Catalan separatists trial: not just legal battle, media one too
published : 10 Feb 2019 at 10:45
MADRID - The trial on Tuesday of 12 Catalan leaders over their role in Catalonia's failed independence bid will be fought between Madrid and the separatists in the international media as much as in the courtroom.
People hold placards reading "Self determination is a right, not a crime" in Barcelona on February 1, during a demonstration in support of jailed Catalan pro-independence leaders
"We have to use this trial as a tool of denunciation, use it in our goal to make Catalonia independent," the head of influential grassroots separatist group ANC, Elisenda Paluzie, said before the start of the trial at Spain's Supreme Court on February 12.
The separatists who govern the wealthy northeastern region have for years tried to convince the world of the legitimacy of their cause and make the case that Spain lacks political freedoms.
But with over 600 journalists from 150 media outlets from around the world accredited to cover the trial, Spain's central government does not want to remain on the sidelines.
The foreign ministry has set up an office charged with promoting Spain's image abroad, called Global Spain.
It announced before the start of the trial that it would launch its own campaign to counteract the "baseless attacks by the independence movement".
"Our work is going to focus on dismantling with solid arguments and proven facts the fake news about this trial," a spokesman for Global Spain told AFP.
- 'Different chapter' -
The department recently released on social media a video called "This is the Real Spain", which is subtitled in English, that highlights Spain's freedoms and its high ranking in an annual report published by human rights watchdog Freedom House.
The video features the president of Spanish banking giant Santander, Ana Botin, Catalan film director Isabel Coixet and the secretary general of the OECD, Mexico's Jose Angel Gurria, who lists Spain among the world's "most open and developed countries".
The arrival in power in June of Socialist Prime Minister Pedro Sanchez marked a change in Madrid's strategy.
The previous conservative government of Mariano Rajoy was largely passive in the face of the separatists' international campaign.
But Sanchez's Foreign Minister Josep Borrell -- a Catalan who fiercely opposes independence -- and his team spare no efforts to refute their arguments.
"We are starting a completely different chapter," the Global Spain spokesman said, adding the posture of the Rajoy government had "a very high cost in terms of misinformation".
Officials from Spain's justice ministry and the Supreme Court also met with foreign correspondents based in Madrid before the trial.

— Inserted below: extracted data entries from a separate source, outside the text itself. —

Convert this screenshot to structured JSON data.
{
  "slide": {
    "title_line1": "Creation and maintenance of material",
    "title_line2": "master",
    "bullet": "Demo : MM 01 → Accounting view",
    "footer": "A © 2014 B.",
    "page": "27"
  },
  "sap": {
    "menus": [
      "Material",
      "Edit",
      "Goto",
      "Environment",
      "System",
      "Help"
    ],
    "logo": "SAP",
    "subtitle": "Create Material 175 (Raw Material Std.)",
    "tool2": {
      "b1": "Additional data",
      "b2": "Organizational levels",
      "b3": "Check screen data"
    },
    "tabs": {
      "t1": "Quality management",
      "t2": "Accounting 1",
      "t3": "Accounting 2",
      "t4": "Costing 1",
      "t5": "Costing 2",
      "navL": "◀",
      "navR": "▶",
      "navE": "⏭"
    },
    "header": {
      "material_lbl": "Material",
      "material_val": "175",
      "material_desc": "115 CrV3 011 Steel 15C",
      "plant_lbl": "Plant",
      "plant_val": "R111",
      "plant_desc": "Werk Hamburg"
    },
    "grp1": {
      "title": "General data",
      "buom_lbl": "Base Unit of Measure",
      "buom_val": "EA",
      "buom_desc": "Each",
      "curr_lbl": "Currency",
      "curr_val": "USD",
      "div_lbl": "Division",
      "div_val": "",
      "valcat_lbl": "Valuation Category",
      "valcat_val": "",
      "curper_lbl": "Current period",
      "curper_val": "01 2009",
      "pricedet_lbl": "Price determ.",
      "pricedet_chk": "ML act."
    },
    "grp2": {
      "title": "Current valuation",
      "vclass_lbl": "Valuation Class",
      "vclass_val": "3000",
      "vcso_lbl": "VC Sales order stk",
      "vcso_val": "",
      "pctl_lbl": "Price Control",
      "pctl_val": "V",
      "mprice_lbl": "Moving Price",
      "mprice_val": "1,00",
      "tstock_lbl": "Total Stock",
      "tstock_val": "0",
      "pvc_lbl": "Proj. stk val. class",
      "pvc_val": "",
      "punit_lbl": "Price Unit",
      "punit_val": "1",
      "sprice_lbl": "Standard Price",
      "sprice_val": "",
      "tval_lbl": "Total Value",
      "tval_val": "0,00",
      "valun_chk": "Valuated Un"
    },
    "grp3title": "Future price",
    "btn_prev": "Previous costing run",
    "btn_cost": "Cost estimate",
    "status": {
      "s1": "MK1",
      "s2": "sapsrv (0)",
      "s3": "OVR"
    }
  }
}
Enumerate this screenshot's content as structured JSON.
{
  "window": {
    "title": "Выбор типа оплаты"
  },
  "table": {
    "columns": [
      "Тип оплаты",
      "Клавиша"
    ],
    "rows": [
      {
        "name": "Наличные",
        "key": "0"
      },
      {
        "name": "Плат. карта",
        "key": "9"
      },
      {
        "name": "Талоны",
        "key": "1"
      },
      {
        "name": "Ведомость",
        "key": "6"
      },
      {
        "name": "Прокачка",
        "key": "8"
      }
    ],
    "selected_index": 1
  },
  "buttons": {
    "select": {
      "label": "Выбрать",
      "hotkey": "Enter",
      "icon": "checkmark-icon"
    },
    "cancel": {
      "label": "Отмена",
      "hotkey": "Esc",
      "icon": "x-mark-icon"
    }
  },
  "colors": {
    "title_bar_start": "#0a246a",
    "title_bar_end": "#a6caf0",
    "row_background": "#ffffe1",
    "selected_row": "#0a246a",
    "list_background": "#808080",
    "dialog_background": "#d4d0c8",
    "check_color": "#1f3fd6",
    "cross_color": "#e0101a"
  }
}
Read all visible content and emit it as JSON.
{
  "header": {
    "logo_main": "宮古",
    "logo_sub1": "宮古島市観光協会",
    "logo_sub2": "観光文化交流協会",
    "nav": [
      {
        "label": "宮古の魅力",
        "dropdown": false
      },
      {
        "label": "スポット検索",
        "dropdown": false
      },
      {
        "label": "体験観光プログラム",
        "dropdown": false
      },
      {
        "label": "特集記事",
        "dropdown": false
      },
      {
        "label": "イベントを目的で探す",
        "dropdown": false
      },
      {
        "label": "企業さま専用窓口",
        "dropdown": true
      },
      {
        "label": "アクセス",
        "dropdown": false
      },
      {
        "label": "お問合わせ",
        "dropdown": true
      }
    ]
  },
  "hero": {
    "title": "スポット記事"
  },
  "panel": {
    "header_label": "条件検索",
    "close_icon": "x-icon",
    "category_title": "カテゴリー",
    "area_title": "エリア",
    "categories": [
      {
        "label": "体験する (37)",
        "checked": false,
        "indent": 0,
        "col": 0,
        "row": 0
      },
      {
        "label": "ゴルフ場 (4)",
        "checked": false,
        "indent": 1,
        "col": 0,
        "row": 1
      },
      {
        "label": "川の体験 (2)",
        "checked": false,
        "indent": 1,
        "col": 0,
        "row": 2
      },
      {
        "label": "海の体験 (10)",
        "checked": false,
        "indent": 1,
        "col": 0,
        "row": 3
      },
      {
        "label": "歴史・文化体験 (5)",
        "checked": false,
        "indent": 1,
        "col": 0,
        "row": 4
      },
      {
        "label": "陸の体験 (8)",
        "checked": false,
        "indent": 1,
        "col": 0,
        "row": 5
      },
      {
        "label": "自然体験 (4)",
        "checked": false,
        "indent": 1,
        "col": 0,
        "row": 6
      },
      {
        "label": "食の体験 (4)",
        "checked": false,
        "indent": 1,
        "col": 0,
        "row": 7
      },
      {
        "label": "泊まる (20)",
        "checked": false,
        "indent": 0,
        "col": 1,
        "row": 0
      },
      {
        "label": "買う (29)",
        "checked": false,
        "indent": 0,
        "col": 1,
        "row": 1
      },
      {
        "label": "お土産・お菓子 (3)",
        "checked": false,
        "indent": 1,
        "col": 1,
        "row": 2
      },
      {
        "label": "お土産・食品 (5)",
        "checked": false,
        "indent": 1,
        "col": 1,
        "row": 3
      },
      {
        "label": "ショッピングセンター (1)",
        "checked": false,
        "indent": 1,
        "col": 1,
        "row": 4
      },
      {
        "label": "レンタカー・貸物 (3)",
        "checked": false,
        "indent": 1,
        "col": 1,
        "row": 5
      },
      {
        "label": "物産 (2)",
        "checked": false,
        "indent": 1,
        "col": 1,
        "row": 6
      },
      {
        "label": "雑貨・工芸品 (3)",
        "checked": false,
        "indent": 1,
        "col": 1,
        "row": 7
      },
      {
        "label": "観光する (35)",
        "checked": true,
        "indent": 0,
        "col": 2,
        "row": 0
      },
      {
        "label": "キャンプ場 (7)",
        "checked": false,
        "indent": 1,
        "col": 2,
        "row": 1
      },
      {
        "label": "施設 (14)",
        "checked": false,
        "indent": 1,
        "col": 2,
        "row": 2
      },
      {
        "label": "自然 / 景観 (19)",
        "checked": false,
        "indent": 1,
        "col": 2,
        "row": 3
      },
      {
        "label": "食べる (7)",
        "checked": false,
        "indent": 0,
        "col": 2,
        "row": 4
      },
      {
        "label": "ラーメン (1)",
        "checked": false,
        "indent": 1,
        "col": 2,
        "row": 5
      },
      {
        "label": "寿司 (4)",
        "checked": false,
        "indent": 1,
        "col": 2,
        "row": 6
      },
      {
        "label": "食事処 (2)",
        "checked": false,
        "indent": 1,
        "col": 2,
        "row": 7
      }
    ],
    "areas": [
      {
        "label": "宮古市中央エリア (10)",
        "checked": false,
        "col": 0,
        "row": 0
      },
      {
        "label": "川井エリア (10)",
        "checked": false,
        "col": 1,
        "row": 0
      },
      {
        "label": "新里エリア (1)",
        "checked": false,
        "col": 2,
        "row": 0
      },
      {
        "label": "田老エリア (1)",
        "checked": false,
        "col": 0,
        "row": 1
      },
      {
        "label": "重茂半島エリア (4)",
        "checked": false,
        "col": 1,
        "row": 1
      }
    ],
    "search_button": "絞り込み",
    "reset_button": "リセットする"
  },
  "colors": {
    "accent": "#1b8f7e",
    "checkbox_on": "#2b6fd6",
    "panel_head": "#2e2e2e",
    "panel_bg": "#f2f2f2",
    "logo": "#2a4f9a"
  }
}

And on Thursday Sanchez defended Spain's judiciary during a visit to the Council of Europe and the European Court of Human Rights in Strasbourg in France.
- 'Feel insecure' -
Many separatists are convinced that their leaders were jailed for political reasons and will not have a fair trial. And they see the central government's public relations push as proof of this.
"If the Spanish government is forced to carry out a campaign of marketing and misinformation, that means they feel insecure," Alfred Bosch, in charge of foreign affairs in Catalonia's regional government, said during a recent visit to London.
The Catalan government will respond to Madrid's campaign by explaining "the truth....about a trial which is a political trial" and ease the work for foreign journalists and observers so they "reach their own conclusions", he added.
Catalonia's public television will offer coverage of the trial in English to give it an "international dimension".
Grassroots separatist organisations ANC and Omnium Cultural are preparing their own information campaigns targeting an international audience which include videos made in several languages and meetings in cities across Europe.
The lawyers of several of the defendants, who face long prison sentences if convicted, have demanded the presence of international observers at the trial.
But the request was turned down by the Supreme Court, which argued this would not be needed since the trial will be open to the public and it will be broadcast live on television and online.
Despite this, six Catalan associations have set up a platform called "International Trial Watch" that will try to bring foreign observers to the court even if they are there as ordinary members of the public.